Janet Braun-Reinitz’s photo, along with its unedited feisty caption, recently appeared here on the Facebook Page of HONY (Humans of New York), a favorite of ours.
“Braun-Reinitz began mural-making in 1984 when she joined Artists for a New Nicaragua on a large-scale project in the then-fledgling revolutionary democracy. “That’s when I got the bug,” she says. Since then, she has painted between fifty and sixty murals—she’s lost exact count—in five countries: England, Georgia, Italy, Nicaragua, and the United States. ” Learn more about her art here.
In addition to being an accomplished artist, Braun-Reinitz was also a freedom rider during the ’60s. See a very brief video here. See a 44-minute video here, done for the Freedom Riders 40th Anniversary Oral History Project in 2001 at the University of Mississippi.

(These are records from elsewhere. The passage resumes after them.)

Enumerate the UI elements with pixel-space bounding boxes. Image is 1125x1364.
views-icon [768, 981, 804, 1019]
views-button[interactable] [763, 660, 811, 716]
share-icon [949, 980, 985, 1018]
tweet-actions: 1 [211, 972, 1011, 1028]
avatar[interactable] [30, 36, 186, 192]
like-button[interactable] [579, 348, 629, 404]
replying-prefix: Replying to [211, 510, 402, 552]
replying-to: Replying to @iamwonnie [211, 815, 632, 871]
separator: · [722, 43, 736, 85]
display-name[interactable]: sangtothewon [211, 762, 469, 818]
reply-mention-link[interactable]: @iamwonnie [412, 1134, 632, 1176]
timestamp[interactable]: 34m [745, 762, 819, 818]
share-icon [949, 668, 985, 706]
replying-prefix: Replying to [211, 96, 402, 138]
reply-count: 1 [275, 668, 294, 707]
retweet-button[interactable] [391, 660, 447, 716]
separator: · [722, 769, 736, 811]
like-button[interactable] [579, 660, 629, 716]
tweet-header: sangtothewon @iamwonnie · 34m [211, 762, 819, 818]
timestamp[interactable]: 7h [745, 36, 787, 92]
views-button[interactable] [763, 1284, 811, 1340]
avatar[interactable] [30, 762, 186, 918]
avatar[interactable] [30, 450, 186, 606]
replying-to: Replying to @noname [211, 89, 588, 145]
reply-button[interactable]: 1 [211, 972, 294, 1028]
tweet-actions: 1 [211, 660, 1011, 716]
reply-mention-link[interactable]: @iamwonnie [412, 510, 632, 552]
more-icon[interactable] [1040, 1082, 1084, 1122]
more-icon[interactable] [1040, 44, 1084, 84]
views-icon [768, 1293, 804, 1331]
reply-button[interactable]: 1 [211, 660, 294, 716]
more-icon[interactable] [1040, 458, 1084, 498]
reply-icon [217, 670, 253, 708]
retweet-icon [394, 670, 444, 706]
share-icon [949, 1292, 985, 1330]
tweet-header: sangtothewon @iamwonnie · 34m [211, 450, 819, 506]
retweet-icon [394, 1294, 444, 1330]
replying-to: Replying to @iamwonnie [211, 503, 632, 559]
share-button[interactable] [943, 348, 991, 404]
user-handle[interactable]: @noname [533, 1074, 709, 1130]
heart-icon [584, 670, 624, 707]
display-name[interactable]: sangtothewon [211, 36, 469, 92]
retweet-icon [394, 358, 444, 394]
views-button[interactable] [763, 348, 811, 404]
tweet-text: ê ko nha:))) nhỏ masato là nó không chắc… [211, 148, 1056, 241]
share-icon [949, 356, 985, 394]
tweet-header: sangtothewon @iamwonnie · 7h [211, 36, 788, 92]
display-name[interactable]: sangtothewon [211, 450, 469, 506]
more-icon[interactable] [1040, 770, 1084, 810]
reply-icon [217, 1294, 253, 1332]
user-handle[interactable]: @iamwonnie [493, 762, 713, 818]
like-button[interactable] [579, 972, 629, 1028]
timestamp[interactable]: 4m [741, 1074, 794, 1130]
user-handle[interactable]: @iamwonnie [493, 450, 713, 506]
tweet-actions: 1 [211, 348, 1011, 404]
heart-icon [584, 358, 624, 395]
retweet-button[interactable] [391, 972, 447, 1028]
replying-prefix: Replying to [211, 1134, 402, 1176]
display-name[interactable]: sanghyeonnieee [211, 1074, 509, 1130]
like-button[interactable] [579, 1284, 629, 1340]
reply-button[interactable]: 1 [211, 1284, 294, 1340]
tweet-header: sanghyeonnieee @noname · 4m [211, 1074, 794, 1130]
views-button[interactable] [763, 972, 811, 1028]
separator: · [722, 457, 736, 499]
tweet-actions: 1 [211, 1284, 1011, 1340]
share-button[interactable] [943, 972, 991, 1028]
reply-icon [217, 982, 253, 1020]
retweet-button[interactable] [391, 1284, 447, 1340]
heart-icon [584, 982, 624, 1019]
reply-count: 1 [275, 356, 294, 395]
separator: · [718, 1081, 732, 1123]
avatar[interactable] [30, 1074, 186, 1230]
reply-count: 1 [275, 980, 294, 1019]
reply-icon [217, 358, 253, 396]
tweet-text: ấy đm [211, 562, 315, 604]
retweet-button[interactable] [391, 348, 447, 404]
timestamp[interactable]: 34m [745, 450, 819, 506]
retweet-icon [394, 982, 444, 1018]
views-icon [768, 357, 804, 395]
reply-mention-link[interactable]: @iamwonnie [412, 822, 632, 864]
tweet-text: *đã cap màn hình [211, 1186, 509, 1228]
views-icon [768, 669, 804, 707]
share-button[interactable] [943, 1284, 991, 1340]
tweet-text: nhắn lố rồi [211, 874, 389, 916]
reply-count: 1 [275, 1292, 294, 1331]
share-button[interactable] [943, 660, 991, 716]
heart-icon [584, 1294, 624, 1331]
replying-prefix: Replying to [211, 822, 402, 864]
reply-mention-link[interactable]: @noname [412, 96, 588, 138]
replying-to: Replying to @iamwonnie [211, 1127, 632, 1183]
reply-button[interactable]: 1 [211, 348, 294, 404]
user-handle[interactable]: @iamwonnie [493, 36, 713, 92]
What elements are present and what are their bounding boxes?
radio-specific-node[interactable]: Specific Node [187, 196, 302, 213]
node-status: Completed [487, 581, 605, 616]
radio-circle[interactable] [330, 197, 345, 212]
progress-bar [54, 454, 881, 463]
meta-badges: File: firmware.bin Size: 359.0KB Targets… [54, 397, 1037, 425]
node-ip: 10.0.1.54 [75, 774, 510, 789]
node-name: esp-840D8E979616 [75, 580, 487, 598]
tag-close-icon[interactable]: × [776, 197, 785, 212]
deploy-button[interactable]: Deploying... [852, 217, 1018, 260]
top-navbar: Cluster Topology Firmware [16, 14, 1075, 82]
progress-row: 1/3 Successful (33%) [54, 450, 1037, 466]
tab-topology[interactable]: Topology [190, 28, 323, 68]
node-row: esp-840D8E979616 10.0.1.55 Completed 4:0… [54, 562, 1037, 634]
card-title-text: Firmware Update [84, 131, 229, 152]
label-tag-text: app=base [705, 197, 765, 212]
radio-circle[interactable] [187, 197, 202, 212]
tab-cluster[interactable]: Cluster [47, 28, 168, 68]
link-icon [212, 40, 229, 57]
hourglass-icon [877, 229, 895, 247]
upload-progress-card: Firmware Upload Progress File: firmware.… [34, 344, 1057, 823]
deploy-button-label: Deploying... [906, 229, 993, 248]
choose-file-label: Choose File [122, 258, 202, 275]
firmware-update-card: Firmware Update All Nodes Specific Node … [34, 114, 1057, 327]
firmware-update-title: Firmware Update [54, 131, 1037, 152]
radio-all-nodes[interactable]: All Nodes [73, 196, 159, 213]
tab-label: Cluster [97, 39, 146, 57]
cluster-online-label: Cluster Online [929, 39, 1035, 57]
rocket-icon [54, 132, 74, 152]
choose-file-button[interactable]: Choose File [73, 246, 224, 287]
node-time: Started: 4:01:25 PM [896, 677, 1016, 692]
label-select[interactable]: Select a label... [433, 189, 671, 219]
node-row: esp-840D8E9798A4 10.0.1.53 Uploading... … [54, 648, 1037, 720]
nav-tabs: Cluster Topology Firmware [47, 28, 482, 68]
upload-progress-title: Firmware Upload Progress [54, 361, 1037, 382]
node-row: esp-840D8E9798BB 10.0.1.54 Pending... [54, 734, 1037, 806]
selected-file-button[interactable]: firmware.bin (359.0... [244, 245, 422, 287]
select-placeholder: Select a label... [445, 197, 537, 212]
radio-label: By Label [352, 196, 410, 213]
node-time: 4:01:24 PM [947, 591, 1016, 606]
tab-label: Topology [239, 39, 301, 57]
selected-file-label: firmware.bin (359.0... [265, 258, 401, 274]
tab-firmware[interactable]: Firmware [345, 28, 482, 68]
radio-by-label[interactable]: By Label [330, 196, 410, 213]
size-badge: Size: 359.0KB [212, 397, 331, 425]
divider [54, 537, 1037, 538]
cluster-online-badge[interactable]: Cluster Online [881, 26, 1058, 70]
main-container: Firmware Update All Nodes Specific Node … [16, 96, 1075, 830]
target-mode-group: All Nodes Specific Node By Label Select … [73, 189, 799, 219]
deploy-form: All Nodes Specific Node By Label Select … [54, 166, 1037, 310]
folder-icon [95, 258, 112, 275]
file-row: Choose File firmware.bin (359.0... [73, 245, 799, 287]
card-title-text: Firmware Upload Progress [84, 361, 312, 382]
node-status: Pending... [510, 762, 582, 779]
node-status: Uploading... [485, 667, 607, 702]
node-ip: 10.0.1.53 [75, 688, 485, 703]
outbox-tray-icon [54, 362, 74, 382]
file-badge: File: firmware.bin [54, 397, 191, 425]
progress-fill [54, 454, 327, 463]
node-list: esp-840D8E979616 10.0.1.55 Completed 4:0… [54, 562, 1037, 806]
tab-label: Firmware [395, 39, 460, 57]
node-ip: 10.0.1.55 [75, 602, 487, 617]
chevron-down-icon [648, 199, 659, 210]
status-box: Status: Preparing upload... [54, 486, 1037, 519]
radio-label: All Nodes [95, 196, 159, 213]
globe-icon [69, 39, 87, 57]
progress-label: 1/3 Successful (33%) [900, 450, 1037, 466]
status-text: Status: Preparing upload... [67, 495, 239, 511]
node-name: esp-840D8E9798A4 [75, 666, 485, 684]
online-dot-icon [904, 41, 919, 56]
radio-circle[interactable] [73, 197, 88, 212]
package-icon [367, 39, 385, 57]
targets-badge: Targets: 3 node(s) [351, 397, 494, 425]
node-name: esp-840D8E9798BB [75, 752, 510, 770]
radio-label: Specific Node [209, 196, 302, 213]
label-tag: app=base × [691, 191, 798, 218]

Braun-Reinitz’s book, On The Wall: Four Decades of Community Murals in New York City, written with Jane Weissman, includes one hundred and fifty color photos of one hundred and forty murals created since 1968. “It’s also a brief history of the U.S. mural movement, chronicling its spread from 1967’s “Wall of Respect” in Chicago to murals done in Boston, Detroit, Los Angeles, New York, Philadelphia, and San Francisco.”